Он замолчал. А я не знала, что тут ещё сказать. Стиан прав, страх – суровая кара для тех, чья совесть нечиста. Наверное, именно поэтому мы решили смастерить факелы из палок и пропитанных маслом полосок ткани. С ними мы неспешно принялись гулять по тоннелю, сначала в одну сторону, что вела к выходу в долину, где пастухи и сейчас могут перегонять скот, а потом мы пошли в другую сторону, что вела к городу неподалёку. Пусть и там и там видят призрачные огни в тоннеле, пусть со страхом думают о поезде-призраке и вспоминают о невинно убиенных людях. Нет ничего плохого, когда совесть не спит, а душа рефлексирует о том, что есть хорошо, а что плохо.

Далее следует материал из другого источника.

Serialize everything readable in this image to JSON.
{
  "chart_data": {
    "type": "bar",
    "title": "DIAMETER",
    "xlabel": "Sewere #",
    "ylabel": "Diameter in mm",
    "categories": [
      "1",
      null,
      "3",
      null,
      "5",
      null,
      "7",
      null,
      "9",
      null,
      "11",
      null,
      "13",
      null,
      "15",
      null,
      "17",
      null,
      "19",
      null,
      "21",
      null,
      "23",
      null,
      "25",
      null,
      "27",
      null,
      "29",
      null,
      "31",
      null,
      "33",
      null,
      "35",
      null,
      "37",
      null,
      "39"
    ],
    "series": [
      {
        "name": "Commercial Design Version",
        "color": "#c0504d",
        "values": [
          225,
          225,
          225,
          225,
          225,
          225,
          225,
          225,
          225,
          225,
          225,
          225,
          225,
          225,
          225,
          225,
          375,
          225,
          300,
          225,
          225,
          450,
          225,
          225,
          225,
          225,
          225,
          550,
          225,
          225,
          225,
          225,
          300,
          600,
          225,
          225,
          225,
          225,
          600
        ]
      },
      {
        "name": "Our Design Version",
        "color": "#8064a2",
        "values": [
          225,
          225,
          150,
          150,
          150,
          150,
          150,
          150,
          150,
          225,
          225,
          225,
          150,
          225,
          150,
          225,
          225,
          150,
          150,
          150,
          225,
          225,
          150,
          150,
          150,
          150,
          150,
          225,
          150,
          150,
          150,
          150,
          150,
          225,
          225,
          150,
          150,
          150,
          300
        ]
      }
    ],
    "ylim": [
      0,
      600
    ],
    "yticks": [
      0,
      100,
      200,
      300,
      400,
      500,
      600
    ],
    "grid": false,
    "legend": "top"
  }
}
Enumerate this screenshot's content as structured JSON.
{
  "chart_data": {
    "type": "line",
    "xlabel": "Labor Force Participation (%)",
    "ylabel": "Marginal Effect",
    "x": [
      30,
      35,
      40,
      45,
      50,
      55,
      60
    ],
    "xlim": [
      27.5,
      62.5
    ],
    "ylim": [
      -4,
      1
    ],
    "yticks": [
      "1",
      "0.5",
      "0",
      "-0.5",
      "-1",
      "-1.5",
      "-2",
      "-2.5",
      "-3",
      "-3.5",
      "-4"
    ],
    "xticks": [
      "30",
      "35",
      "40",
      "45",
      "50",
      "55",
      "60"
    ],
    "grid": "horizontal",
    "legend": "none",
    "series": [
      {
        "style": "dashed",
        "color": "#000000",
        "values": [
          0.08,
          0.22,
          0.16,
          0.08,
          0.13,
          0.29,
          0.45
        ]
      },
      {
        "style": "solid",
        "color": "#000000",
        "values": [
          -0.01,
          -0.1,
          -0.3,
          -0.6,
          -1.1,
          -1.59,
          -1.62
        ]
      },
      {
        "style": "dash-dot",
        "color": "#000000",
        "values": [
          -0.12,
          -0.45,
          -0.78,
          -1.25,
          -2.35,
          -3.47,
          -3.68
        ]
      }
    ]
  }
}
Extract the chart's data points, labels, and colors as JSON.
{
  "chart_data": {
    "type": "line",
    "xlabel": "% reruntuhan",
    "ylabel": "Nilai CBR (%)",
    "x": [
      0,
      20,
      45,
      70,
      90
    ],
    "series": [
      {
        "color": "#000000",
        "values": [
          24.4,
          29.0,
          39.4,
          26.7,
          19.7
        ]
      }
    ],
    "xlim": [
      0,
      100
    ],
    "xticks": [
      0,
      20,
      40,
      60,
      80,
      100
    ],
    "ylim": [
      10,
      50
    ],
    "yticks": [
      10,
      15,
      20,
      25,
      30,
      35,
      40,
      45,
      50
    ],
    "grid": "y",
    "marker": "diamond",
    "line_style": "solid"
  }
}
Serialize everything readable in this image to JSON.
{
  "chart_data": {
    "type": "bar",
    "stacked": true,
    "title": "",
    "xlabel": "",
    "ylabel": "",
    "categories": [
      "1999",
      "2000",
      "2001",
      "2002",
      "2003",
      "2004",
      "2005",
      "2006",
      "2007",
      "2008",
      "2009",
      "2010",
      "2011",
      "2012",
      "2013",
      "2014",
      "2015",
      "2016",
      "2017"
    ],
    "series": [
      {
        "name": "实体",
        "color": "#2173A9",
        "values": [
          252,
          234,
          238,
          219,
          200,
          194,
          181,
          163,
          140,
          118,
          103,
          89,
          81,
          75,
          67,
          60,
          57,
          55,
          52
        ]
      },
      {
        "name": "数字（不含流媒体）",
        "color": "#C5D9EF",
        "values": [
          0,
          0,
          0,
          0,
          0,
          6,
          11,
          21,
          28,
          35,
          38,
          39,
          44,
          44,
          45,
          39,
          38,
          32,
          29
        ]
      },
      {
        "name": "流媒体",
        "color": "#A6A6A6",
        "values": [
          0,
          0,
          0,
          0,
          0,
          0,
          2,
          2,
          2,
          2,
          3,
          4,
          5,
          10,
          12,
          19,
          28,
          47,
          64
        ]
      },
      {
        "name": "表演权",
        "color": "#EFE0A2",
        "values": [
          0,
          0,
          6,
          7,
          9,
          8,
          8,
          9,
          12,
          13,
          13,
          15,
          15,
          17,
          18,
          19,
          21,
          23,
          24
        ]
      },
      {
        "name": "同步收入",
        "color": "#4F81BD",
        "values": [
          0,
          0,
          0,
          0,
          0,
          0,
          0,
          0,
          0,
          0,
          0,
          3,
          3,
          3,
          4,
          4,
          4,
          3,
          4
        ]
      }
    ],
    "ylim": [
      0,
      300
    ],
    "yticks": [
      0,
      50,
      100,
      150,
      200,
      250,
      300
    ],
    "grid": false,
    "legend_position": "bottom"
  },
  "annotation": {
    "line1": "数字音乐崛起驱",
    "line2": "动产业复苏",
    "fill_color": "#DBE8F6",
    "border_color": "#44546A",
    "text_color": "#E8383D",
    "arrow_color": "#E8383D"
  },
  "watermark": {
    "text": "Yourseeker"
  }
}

– Завтра на рынке обязательно будут разговоры о том, что призрачные кочегары уже выехали на поиски новых жертв, – заметил Стиан, когда мы на подступах к выходу из тоннеля повернули обратно и пошли к нашему костру. – После этого ещё месяц никто и не подумает приблизиться к рельсам, не то, что их перейти.
– Это хорошо для нас?
– Просто замечательно. Мы можем и дни, и ночи передвигаться вдоль путей, и никто нас там даже не подумает беспокоить.
– И как далеко мы сможем зайти? Где кончается железная дорога?
– На наше счастье – у границы с Румелатом. Когда-то правительница Генетра изъявила интерес к строительству путей, но дело не успело дойти даже до планирования и инженерных изысканий. Но ветку на всякий случай довели до границы. На будущее, которое так и не настало.
– Значит, мы сможем ехать и ехать, никуда не сворачивая, и так доберёмся до Румелата?
– Нет, свернуть всё же придётся, когда будем приближаться к Шамфару. Когда-то в центре города был столичный вокзал, так что пути ведут прямо в город. Вернее, вели. Пока их не разобрали.
– Но в жёлтой хламиде я ведь смогу хоть через тряпку посмотреть на колыбель сарпальского государства?
– Завтрашний день покажет, – не слишком-то охотно сказал он.
– А что будет завтра?
– Завтра заедем на рынок в Манзо. Там и поглядим, как на твоё появление отреагируют люди.
– Звучит как-то не очень хорошо.
– Не бойся, я ведь буду рядом. Манзо – город небольшой, рынок есть и на окраине, так что если что-то пойдёт не так, мы успеем сбежать.
Хм… а это звучит совсем уж скверно. Как мне теперь заснуть и перестать вспоминать слова Рагнара о том, что меня обязательно разоблачат и продадут на невольничьем рынке в первом же городе, куда мы войдём? Наверное, только объятия любимого и помогут мне прогнать дурные мысли. Стиан обещал, что рядом с ним мне ничего не грозит. Значит, пока мы вместе, я всегда могу чувствовать себя в полной безопасности.